Gemeint sind die Vietnamesenmärkte nur einen Steinwurf hinter der Landesgrenze. Sie sind längst nicht mehr nur ein Geheimtipp für CD- oder DVD-Raubkopien oder Markenplagiate, sondern zunehmend auch für Drogenkonsumenten ­ und Dealer. Doch das Schlimmste: Die Vietnamesen gehen gezielt an Kinder und Jugendliche heran, sprechen sie an, bieten ihnen
Drogenkostproben an. "Anfüttern" nennt dies Manfred Brückl. Das Ziel ist klar: Es sollen neue Kunden geworben werden. Und dabei geht es längst nicht mehr "nur" um Gras, wie Marihuana umgangssprachlich heißt.

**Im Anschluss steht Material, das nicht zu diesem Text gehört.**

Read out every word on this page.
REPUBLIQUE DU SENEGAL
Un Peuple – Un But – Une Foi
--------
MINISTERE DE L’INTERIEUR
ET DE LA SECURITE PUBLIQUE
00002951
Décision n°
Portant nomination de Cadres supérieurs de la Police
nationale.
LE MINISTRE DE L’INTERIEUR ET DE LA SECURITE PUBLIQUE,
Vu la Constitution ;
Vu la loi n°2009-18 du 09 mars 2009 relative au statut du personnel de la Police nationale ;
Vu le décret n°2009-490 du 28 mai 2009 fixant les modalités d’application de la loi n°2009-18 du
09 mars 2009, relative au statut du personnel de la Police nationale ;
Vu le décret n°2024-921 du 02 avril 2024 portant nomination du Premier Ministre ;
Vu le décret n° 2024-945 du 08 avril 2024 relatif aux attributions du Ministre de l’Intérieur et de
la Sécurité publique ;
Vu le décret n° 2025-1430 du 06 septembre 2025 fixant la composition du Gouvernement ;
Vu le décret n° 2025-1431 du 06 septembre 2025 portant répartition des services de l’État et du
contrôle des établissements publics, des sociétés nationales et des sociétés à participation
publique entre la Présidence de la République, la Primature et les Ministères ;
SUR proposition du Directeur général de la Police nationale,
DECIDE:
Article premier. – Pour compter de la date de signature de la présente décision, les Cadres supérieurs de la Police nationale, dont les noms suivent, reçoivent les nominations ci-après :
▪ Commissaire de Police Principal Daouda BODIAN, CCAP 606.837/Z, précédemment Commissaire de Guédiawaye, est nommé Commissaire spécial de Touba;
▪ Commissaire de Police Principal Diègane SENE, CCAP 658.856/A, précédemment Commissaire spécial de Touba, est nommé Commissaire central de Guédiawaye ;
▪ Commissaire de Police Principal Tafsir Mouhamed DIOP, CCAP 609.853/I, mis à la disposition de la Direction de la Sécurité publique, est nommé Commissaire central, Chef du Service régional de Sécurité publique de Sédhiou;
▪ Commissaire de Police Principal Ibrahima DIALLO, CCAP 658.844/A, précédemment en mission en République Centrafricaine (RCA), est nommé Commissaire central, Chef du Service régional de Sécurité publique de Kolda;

Oft werden Jugendlichen Drogen wie "Crystal Speed" durch Gratisproben schmackhaft gemacht. "Auch Kindern unter 14 Jahren", betont Christian Pongratz, einer der Fahnder. Das Fatale daran: Gerade dieses chemische Rauschgift treibt in die Abhängigkeit. Bereits nach dem ersten Konsum sind Auswirkungen auf das Gehirn feststellbar. Wird von Seiten der Eltern die Gefahr nicht erkannt, setzt ein unaufhaltsamer Prozess ein. Der Grund liegt an der Qualität des Rauschgifts.

"Der Wirkstoff ist längst nicht mehr der gleiche, wie ihn mancher aus der Hippie-Zeit kennen mag", warnt Brückl von dem oft verharmlosten Marihuana-Konsum. Auf Grund der Gen-Technik ist der THC-Gehalt prozentual deutlich gestiegen. Und das wiederum bedeutet eine erhöhte Suchtgefahr. Für die organisierte vietnamesische Mafia-Struktur in Tschechien handelt es sich hierbei um ein sehr lukratives Geschäft, das weit mehr Geld abwirft als der Verkauf von gefälschten CDs oder Textilien. "Damit machen sie in einem Monat soviel wie sonst mit den Plagiaten das ganze Jahr", weiß Brückl.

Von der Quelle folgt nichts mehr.